La presse ne parle que de ça... alors pour ne pas paraître ringard à la date anniversaire, je m'y colle à mon tour. Le 22 avril 2007, Nicolas Sarkozy était sur la route de l'Elysée en passant le cap du premier tour. Au niveau national l'UMP organisera ce week-end des manifestations pour promouvoir un bilan qui a mal été compris par une majorité de Français. J'avoue ne pas bien comprendre l'impopularité du Chef de l'Etat !

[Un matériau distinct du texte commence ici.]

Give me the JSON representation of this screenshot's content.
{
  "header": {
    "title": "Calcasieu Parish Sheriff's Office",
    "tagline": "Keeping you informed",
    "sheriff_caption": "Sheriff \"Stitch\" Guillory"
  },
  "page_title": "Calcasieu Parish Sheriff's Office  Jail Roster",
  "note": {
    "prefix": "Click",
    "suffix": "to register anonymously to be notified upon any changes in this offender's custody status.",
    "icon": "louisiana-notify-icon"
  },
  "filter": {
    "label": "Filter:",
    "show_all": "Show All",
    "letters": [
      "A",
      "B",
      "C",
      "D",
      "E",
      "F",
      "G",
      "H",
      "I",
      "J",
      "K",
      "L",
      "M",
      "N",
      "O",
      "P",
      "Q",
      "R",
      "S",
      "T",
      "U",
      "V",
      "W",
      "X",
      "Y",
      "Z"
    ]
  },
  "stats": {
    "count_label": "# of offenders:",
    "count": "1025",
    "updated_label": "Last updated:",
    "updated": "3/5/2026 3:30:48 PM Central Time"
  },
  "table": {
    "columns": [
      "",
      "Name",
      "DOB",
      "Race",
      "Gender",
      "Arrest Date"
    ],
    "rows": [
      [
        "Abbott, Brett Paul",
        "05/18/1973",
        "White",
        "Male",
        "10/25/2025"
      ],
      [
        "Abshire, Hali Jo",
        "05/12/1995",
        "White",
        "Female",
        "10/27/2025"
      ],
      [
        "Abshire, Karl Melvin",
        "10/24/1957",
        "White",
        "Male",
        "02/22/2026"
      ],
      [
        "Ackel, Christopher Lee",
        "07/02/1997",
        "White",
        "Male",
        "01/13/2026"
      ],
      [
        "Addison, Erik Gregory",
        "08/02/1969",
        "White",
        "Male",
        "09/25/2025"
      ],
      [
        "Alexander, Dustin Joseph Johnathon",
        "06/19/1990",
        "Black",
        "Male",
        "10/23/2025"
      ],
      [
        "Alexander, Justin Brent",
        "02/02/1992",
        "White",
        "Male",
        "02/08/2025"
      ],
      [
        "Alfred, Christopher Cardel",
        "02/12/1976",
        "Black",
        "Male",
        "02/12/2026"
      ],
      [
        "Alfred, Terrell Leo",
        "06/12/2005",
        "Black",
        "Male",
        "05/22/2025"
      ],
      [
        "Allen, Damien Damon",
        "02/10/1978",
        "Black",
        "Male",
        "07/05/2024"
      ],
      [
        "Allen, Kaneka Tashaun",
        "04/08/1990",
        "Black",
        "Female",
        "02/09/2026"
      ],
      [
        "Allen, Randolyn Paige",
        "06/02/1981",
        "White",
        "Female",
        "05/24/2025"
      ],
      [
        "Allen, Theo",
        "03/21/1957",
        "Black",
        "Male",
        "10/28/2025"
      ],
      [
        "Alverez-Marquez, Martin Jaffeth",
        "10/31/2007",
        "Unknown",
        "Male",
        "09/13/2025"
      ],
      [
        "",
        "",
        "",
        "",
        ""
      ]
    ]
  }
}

Nicolas Sarkozy a présenté un programme ambitieux dont la France avait besoin et qui a été approuvé lors des éléctions Présidentielles. Très vite, le gouvernement s'est mis au travail. Les grands chantiers ont été lancés transformant les promesses de campagne en actions. La desfiscalisation des heures supplémentaires, c'est fait ! La suppression des droits de succession, c'est fait ! La réforme des régimes spéciaux, c'est fait !  La fusion de l'ANPE et de l'UNEDIC, c'est voté et sera concrétisée au 1er janvier 2009, Le service minimum, c'est fait ! L'autonomie desUniversités, c'est fait ! La suppression de la carte scolaire, c'est pour la rentrée ! Les peines planchers pour les multirecidivistes, c'est fait ! La réforme de la carte judiciaire, c'est fait ! Le traité simplifié pour relancer une Europe bloquée, c'est fait ! Le grenelle de l'Environnement, c'est fait ! Le remplacement d'un fonctionnaire sur deux, c'est en cours ! Bref, les promesses sont tenues. Les résultats se font attendre et c'est sans doute là que ça bloque. Le gouvernement a donc tout intérêt à accélérer le rythme des réformes. C'est ainsi que 2008 verra par exemple, la revalorisation des petites retraites, la réforme des institutions et de l'Hopital, présentée dernièrement.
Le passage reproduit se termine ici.